Soon after the final meeting next month in Bali of the UN high-level panel (HLP) on the post-2015 development agenda – co-chaired by UK prime minister David Cameron, Liberia president Ellen Johnson Sirleaf and Indonesian president Susilo Bambang Yudhoyono – a report on how to move beyond the MDGs will be submitted to UN member states.
It is expected that a set of sustainable development goals (SDGs) – an outcome of the Rio+20 conference – will replace the MDGs. Hope remains that where the MDGs failed, the SDGs may succeed such as replacing a focus on outcomes with prioritising processes to address the causes of poverty, inequality and environmental destruction. An overarching aim, expressed by the "people-centred agenda" described in the Monrovia communique, will be placing grassroots voices at the centre of the procedure to determine new goals.
This time round, far more effort seems to be being made on consulting with civil society. But appearances can be deceptive.
Clearly, it is impracticable to expect the nearly 2 billion people living in poverty to be reached by consultations, online or otherwise. And if not reflected in policies, consultations will be no more than symbolic.
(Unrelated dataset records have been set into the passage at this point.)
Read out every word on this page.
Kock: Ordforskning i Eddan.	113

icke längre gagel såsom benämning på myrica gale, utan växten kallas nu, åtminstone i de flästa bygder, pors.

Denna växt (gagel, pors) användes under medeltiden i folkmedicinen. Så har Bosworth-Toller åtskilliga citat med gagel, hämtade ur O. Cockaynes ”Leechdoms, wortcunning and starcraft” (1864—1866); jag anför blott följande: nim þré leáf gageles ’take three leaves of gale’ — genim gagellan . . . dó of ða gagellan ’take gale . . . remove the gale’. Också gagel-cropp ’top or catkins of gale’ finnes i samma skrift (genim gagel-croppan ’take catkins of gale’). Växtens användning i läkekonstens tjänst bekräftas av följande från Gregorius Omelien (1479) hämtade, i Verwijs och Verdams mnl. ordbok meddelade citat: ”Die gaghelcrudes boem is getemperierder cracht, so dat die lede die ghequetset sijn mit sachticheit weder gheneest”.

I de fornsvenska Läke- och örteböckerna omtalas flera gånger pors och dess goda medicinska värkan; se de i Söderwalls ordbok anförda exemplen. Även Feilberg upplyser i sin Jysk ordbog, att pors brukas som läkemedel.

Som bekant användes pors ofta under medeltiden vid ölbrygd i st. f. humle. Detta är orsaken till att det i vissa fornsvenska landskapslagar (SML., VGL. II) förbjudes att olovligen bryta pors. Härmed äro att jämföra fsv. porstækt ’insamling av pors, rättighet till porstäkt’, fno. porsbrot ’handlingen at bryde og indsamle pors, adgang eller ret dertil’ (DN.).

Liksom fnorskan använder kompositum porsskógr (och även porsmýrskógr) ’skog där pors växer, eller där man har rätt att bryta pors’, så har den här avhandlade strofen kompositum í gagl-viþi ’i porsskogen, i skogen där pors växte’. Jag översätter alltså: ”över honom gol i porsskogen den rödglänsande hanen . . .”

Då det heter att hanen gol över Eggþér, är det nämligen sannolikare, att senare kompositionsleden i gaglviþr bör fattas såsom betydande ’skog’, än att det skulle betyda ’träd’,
A clearer marker would be the inclusion of southern CSOs and social movements working with grassroots constituencies in the official process that continues long after the HLP.
The UN's roadmap for post-2015 outlines a phase to build "intergovernmental consensus" beginning after the UN general assembly in September and continuing until 2015. It is here that the new agenda will be determined. And it is from this process that civil society voices remain marginalised.
It is because of this that movements such as the Campaign for People's Goals, comprising a diverse group of CSOs, movements and networks from across the south, have arisen not to simply feed into consultations but to wage a campaign including engagement at official meetings and protests to demand government commitments that reflect people's concerns. At the forefront of these are issues including participation, redistribution and human rights, and an overarching assurance of grassroots participation in decision-making.
At the HLP meeting in Monrovia in January, Cameron said pursuing growth superseded tackling inequality. His words were at odds with the call for "socio-economic transformation" in both the official and civil society communiques, and from southern CSOs, which believe it is relentless pursuit of growth through profit that creates and entrenches inequality. A fear for grassroots groups is that if Cameron won't listen to his fellow panel members, will he listen to them?
Rather than inclusion as stakeholders in decision-making processes, the most "civil" of civil society voices are at best tolerated at international conferences. Against such a backdrop, how realistic is it that the grassroots can drive the post-2015 agenda and its anticipated goals? The UK government has not been shy to profess its self-interest in helping developing countries prosper. But the extent to which such governments will relinquish their role in determining the boundaries of that prosperity is questionable, and may largely depend on a global reconstitution of political-economic power.
There is much fanfare on civil society engagement in the post-2015 agenda. But the months to September and beyond will reveal if the next generation of policy will pay more than lip-service to a supposed new era of people-centred international development.